I recall a study in Australia about 8 years back that gave young kids a form of peanut as treatment for the allergy and it cured all or nearly all of the participants. It sounded amazing. I always wondered why it wasn't replicated more widely (or maybe I just hadn't heard about it).
Why most schools in Canada seems to have a no-nuts policy (nuts are very healthy), but peanuts are actually legumes?
Why not have a no-peanuts policy and let my children enjoy walnuts?
Tree nuts are another common allergen, along with milk, eggs, fish, shellfish, wheat, and soy[1]
Presumably peanuts and tree nuts are more commonly singled out due to the severity of the potential reaction, as well as the likelihood of accidental exposure (ground or powdered nuts tend to spread easily and unintentionally compared to the other allergens)
The linked CDC article could be better on this: Tree nuts, peanuts (legumes), and seeds (sesame, etc.) can be actual allergens. I've never heard of a single case of milk or wheat allergy in an "allergic reaction" standpoint.
not sure why this is news.
the babies are given "doses of peanut powder each day for at least two years"..
"world-first peanut allergy treatment".. thats like saying milk is a "treatment" to get your daily calcium. all theyre doing is feeding them peanut butter so their bodies get used to it from an early age.
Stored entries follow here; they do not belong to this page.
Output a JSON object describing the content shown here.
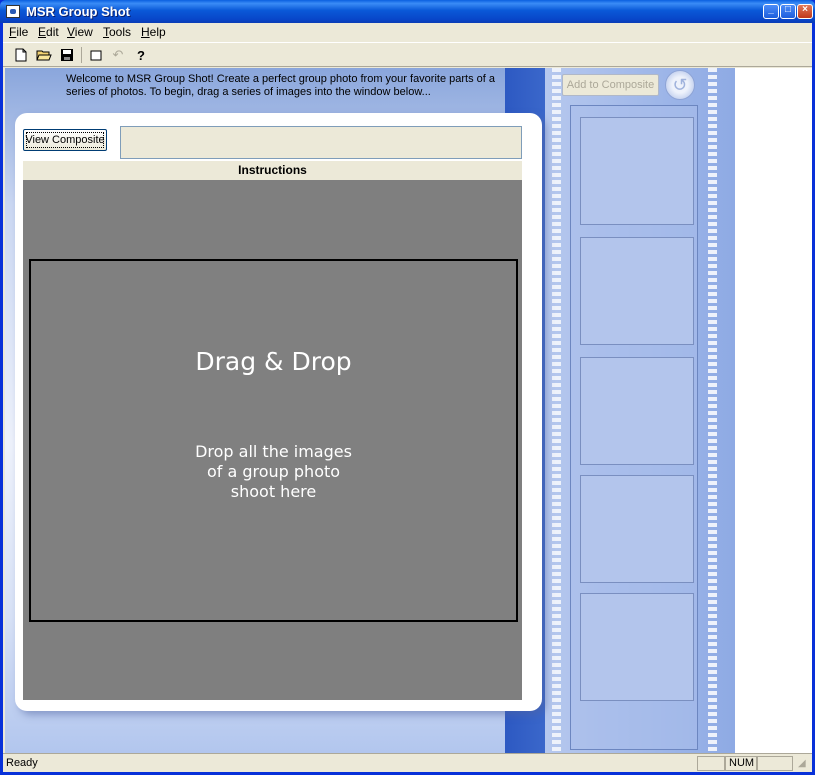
{
  "window": {
    "title": "MSR Group Shot"
  },
  "menu": [
    {
      "key": "F",
      "rest": "ile"
    },
    {
      "key": "E",
      "rest": "dit"
    },
    {
      "key": "V",
      "rest": "iew"
    },
    {
      "key": "T",
      "rest": "ools"
    },
    {
      "key": "H",
      "rest": "elp"
    }
  ],
  "toolbar": {
    "icons": [
      "new-document-icon",
      "open-folder-icon",
      "save-icon",
      "select-rectangle-icon",
      "undo-icon",
      "help-icon"
    ]
  },
  "welcome_text": "Welcome to MSR Group Shot! Create a perfect group photo from your favorite parts of a series of photos. To begin, drag a series of images into the window below...",
  "buttons": {
    "view_composite": "View Composite",
    "add_to_composite": "Add to Composite"
  },
  "instructions_header": "Instructions",
  "dropzone": {
    "title": "Drag & Drop",
    "subtitle": "Drop all the images\nof a group photo\nshoot here"
  },
  "status": {
    "text": "Ready",
    "num": "NUM"
  }
}
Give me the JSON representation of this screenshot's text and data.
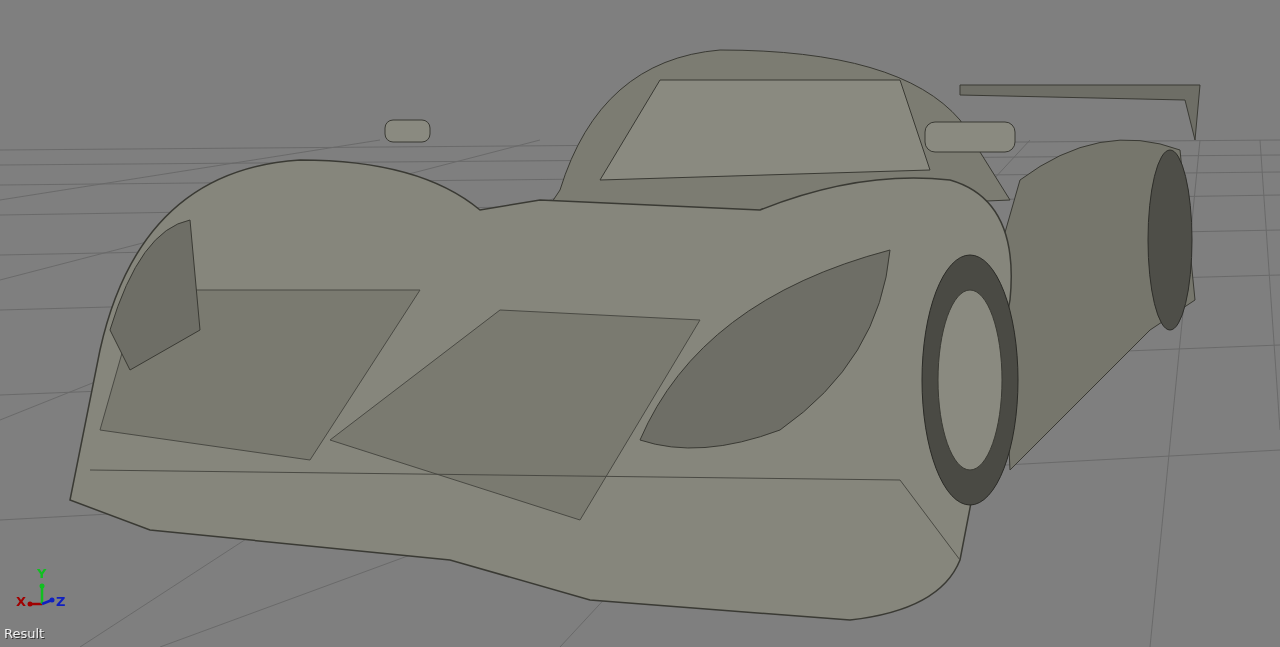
{
  "viewport": {
    "label": "Result"
  },
  "axes": [
    {
      "label": "X",
      "color": "#a00000",
      "kind": "x"
    },
    {
      "label": "Y",
      "color": "#10c020",
      "kind": "y"
    },
    {
      "label": "Z",
      "color": "#1020c0",
      "kind": "z"
    }
  ]
}
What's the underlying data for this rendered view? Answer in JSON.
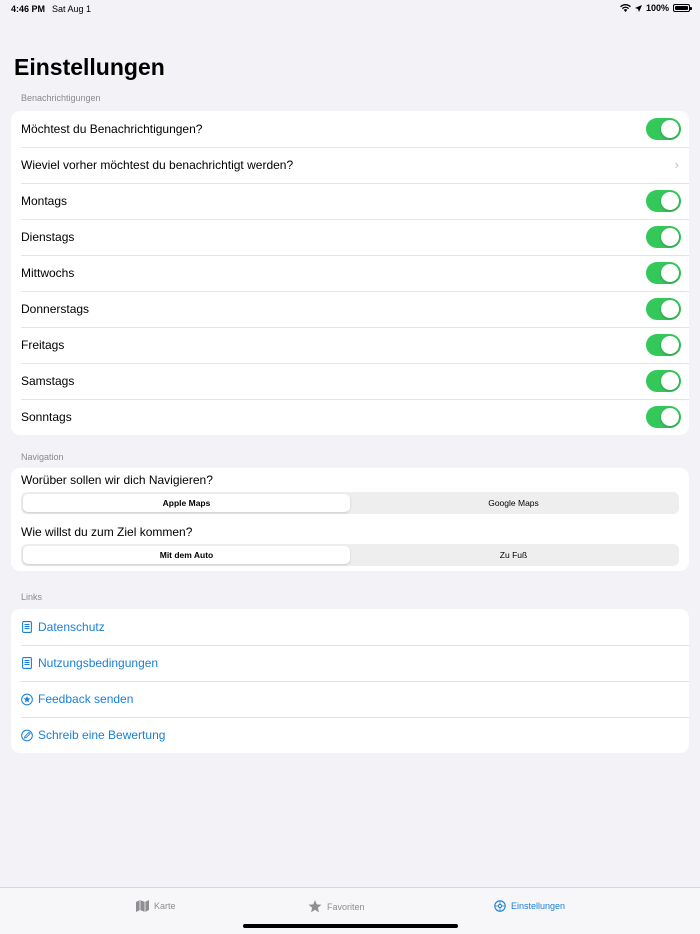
{
  "status": {
    "time": "4:46 PM",
    "date": "Sat Aug 1",
    "battery": "100%"
  },
  "title": "Einstellungen",
  "notifications": {
    "header": "Benachrichtigungen",
    "rows": [
      {
        "label": "Möchtest du Benachrichtigungen?",
        "type": "toggle",
        "on": true
      },
      {
        "label": "Wieviel vorher möchtest du benachrichtigt werden?",
        "type": "chevron"
      },
      {
        "label": "Montags",
        "type": "toggle",
        "on": true
      },
      {
        "label": "Dienstags",
        "type": "toggle",
        "on": true
      },
      {
        "label": "Mittwochs",
        "type": "toggle",
        "on": true
      },
      {
        "label": "Donnerstags",
        "type": "toggle",
        "on": true
      },
      {
        "label": "Freitags",
        "type": "toggle",
        "on": true
      },
      {
        "label": "Samstags",
        "type": "toggle",
        "on": true
      },
      {
        "label": "Sonntags",
        "type": "toggle",
        "on": true
      }
    ]
  },
  "navigation": {
    "header": "Navigation",
    "q1": "Worüber sollen wir dich Navigieren?",
    "q1_options": [
      "Apple Maps",
      "Google Maps"
    ],
    "q1_selected": "Apple Maps",
    "q2": "Wie willst du zum Ziel kommen?",
    "q2_options": [
      "Mit dem Auto",
      "Zu Fuß"
    ],
    "q2_selected": "Mit dem Auto"
  },
  "links": {
    "header": "Links",
    "items": [
      {
        "label": "Datenschutz",
        "icon": "document-icon"
      },
      {
        "label": "Nutzungsbedingungen",
        "icon": "document-icon"
      },
      {
        "label": "Feedback senden",
        "icon": "star-circle-icon"
      },
      {
        "label": "Schreib eine Bewertung",
        "icon": "pencil-circle-icon"
      }
    ]
  },
  "tabbar": {
    "tabs": [
      {
        "label": "Karte",
        "icon": "map-icon"
      },
      {
        "label": "Favoriten",
        "icon": "star-icon"
      },
      {
        "label": "Einstellungen",
        "icon": "gear-icon"
      }
    ],
    "active": "Einstellungen"
  },
  "colors": {
    "accent": "#1a7fd6",
    "toggle_on": "#34c759",
    "background": "#f2f2f7"
  }
}
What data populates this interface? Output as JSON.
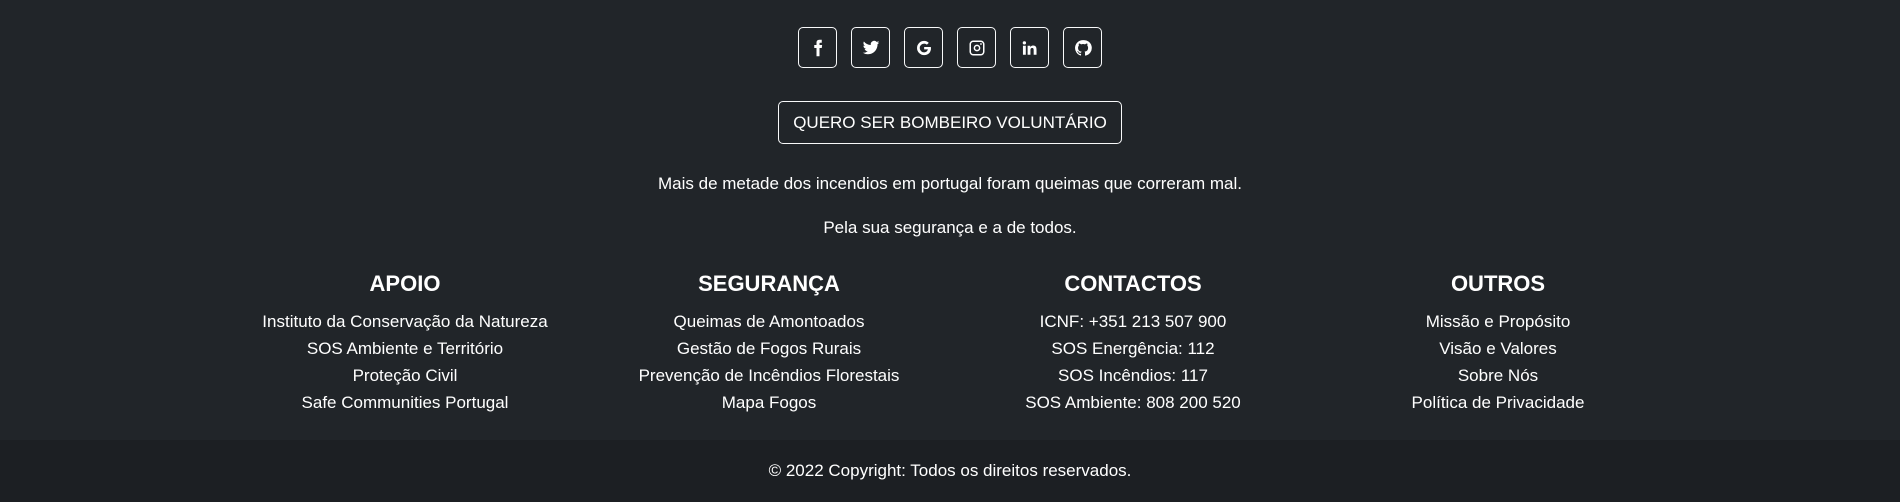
{
  "social": [
    {
      "name": "facebook-icon"
    },
    {
      "name": "twitter-icon"
    },
    {
      "name": "google-icon"
    },
    {
      "name": "instagram-icon"
    },
    {
      "name": "linkedin-icon"
    },
    {
      "name": "github-icon"
    }
  ],
  "cta": {
    "label": "QUERO SER BOMBEIRO VOLUNTÁRIO"
  },
  "messages": {
    "line1": "Mais de metade dos incendios em portugal foram queimas que correram mal.",
    "line2": "Pela sua segurança e a de todos."
  },
  "columns": [
    {
      "title": "APOIO",
      "items": [
        "Instituto da Conservação da Natureza",
        "SOS Ambiente e Território",
        "Proteção Civil",
        "Safe Communities Portugal"
      ]
    },
    {
      "title": "SEGURANÇA",
      "items": [
        "Queimas de Amontoados",
        "Gestão de Fogos Rurais",
        "Prevenção de Incêndios Florestais",
        "Mapa Fogos"
      ]
    },
    {
      "title": "CONTACTOS",
      "items": [
        "ICNF: +351 213 507 900",
        "SOS Energência: 112",
        "SOS Incêndios: 117",
        "SOS Ambiente: 808 200 520"
      ]
    },
    {
      "title": "OUTROS",
      "items": [
        "Missão e Propósito",
        "Visão e Valores",
        "Sobre Nós",
        "Política de Privacidade"
      ]
    }
  ],
  "copyright": {
    "text": "© 2022 Copyright: Todos os direitos reservados."
  },
  "colors": {
    "background": "#212529",
    "copyright_bg": "#1c1f23",
    "text": "#ffffff",
    "border": "#f8f9fa"
  }
}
israel has a lower peanut allergy per capita because the most popular snack there is bamba (peanut snack), any parent can do the same by offering more food variety to their children
The babies being given the treatment are allergic to peanuts. This is the opposite approach to recommendations, including in Israel.
> israel has a lower peanut allergy per capita because the most popular snack there is bamba
Infant allergy rates are similar in Israel, however a specific dip in peanut allergies in Israel was a motivating factor for looking into this approach.
>any parent can do the same by offering more food variety to their children
This can kill an infant with a peanut allergy. The science on infant allergy is far ahead of randomly experimenting with your child.
Following the doctor's advice, I've been given as a kid regularly a strawberry (or pieces, can't remember) to overcome my strawberry allergy. It worked fine, now I have zero troubles with them. I haven't researched how many allergies can be addressed this way, but for my sample size of one it just worked as the doctor said.